La grève qui débute le 13 février 1949 à Asbestos, au Québec, figure parmi les événements dont les répercussions s'étendent bien au-delà des faits immédiats. Comme Pierre Trudeau l'écrira plus tard, « le drame d'Asbestos annonçait violemment l'avènement de temps nouveaux. »
Au moment de la grève, le premier ministre Maurice Duplessis et son parti de l'Union Nationale exercent un contrôle absolu sur la province. Celui qu'on surnomme « le Cheuf » se perçoit comme un patriarche et considère les citoyens comme ses enfants. Ceux qui le soutiennent bénéficient de ses faveurs; ceux qui s'opposent à lui sont ignorés. Même quand il dépasse les bornes, il a un talent particulier pour se racheter par un grand discours ou un grand geste. Surtout, il est passé maître dans l'art typiquement canadien de gagner le soutien de sa province en vilipendant Ottawa.
S'il y a une chose que Duplessis ne peut supporter, c'est bien le « changement ». Or, sa toute-puissance est sur le point d'être mise à l'épreuve pour la première fois dans l'obscure petite ville minière d'Asbestos.
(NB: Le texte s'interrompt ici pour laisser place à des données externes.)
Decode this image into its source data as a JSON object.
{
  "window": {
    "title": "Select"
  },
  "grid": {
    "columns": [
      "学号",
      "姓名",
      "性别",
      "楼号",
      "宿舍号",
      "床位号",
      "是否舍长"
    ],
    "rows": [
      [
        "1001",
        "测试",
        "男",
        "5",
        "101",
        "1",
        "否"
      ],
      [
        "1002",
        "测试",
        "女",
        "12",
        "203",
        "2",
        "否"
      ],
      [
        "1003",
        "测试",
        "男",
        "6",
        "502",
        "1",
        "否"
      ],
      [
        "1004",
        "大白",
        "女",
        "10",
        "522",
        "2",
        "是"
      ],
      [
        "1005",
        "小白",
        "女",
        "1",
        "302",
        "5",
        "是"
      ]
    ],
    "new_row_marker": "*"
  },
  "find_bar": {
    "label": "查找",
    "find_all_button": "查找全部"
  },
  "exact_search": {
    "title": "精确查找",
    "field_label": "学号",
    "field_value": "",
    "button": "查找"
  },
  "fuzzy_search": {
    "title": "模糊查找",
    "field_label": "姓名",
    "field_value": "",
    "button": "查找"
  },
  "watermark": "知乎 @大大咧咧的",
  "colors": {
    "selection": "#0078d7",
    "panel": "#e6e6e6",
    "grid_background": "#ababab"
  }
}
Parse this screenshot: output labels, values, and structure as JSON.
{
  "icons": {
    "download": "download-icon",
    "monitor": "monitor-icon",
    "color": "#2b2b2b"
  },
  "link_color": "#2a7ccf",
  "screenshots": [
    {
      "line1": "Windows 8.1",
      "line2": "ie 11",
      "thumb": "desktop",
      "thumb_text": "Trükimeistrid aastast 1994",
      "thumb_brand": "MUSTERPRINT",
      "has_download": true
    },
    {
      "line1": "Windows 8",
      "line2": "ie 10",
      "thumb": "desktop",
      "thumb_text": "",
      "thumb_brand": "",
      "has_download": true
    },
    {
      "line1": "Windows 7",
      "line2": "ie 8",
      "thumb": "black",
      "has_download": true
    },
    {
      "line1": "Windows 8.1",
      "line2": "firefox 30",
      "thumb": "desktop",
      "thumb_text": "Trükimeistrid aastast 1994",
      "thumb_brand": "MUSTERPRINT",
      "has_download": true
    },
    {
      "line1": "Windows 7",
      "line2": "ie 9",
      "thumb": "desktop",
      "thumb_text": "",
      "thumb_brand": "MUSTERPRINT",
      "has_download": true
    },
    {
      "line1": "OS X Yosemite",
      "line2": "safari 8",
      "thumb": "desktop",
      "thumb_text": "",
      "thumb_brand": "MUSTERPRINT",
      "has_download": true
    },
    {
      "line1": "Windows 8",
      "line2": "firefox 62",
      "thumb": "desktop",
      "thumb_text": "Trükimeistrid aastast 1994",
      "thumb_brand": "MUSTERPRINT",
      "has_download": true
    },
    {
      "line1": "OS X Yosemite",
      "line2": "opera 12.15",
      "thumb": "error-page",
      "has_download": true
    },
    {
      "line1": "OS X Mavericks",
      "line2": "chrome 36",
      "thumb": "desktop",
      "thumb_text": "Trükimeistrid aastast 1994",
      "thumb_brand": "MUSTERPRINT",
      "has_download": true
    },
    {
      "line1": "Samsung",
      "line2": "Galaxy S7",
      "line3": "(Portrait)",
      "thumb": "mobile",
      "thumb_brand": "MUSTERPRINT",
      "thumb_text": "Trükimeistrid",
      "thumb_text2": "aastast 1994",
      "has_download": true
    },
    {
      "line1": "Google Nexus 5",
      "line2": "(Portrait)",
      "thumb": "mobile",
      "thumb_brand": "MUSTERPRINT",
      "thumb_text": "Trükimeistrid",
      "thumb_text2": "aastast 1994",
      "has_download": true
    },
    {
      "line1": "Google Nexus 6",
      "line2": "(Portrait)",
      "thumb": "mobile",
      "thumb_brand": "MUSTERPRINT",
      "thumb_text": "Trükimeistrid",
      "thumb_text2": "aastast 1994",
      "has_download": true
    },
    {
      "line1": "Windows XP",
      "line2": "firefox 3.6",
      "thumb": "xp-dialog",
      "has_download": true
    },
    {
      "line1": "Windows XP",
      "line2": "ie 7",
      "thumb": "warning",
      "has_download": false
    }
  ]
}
En décembre 1948, s'amorce la négociation de la convention collective qui doit entrer en vigueur en 1949. Les mineurs présentent six demandes de base, notamment un salaire horaire porté à un dollar, la sécurité syndicale, un régime de pension et des mesures visant à contenir la progression de la silicose, une maladie pulmonaire due à l'inhalation de la poussière d'amiante. Début février, les négociations arrivent à une impasse et une loi oblige les deux parties à se soumettre à un arbitrage. C'est de bon augure pour la compagnie, puisque le gouvernement choisit immanquablement des arbitres favorables aux entreprises.
La grève de l'amiante de 1949 au Québec est l'une des plus violentes dans l'histoire des relations de travail au Canada (avec la permission du Montreal Gazette).
Le litige attire de Montréal de nombreux activistes qui appuient les travailleurs. L'un d'eux, le militant syndicaliste Jean Marchand, prononce, le 13 février 1949, un discours enflammé qui incite les travailleurs à s'écrier : « On veut la grève! » Au début, le débrayage prend une allure de vacances, alors que les gens vont et viennent au son des violons et accordéons.
La réaction du premier ministre ne se fait pas attendre. Le 23 février, il déclare la grève illégale et déploie un détachement de la police provinciale. Pendant deux mois et demi, les grévistes gardent leur calme. Cependant, comme le Québec fournit 85 % de l'amiante extraite dans le monde entier, les dirigeants de la Johns-Manville, compagnie qui appartient à des intérêts américains, deviennent nerveux et se mettent à embaucher des ouvriers de remplacement. La police commence à patrouiller activement les environs et à menacer les mineurs. De leur côté, les travailleurs installent des barrages pour empêcher le passage des briseurs de grève (appelés les scabs). Le 14 mars, une explosion survient sur la voie ferrée qui mène à l'usine et, quelques jours plus tard, un groupe de grévistes enlève un représentant de la compagnie et le passe à tabac.
À l'usine, les policiers se rassemblent à la hâte pour briser les lignes de piquetage. Ils attaquent les grévistes au gaz lacrymogène et tirent des coups de semonce en l'air. Les ouvriers sortent les policiers de leurs voitures et les rouent de coups les laissant inconscients. Le matin du 6 mai, un corps de police fortement armé entre dans la ville, arrête plusieurs hommes et les frappe. « Ça m'a dégoûté de voir ça! », raconte un photographe du Time (la grève fait maintenant les manchettes internationales). La brutalité de la police provinciale devient alors le principal enjeu de la grève. Le journaliste Gérard Pelletier appelle ces policiers « les troupes d'élite d'Hitler ».
Duplessis s'en prend aux dirigeants syndicaux; ils les traitant de « saboteurs » et d'« agents subversifs ». Or, voilà que même l'Église conservatrice est sensible à la cause des grévistes; c'est elle qui apporte le plus gros du soutien aux familles privées de ressources. Lorsque l'archevêque de Montréal, Mgr Joseph Charbonneau, prend ouvertement parti en faveur des grévistes, Duplessis l'exile à Vancouver. En juin, l'archevêque Roy intervient en tant que médiateur et on parvient enfin à un accord le 1er juillet.
La grève continuera à jouer un rôle crucial dans l'esprit des intellectuels québécois au cours des années qui mènent à la Révolution tranquille. Elle pousse beaucoup de gens à remettre en question le type de nationalisme qui est la marque du gouvernement conservateur et antisyndical de Duplessis. Elle offre aussi leur première tribune aux Trudeau, Marchand et Pelletier, qui joueront plus tard des rôles marquants non seulement dans la politique du Québec, mais aussi dans celle du Canada.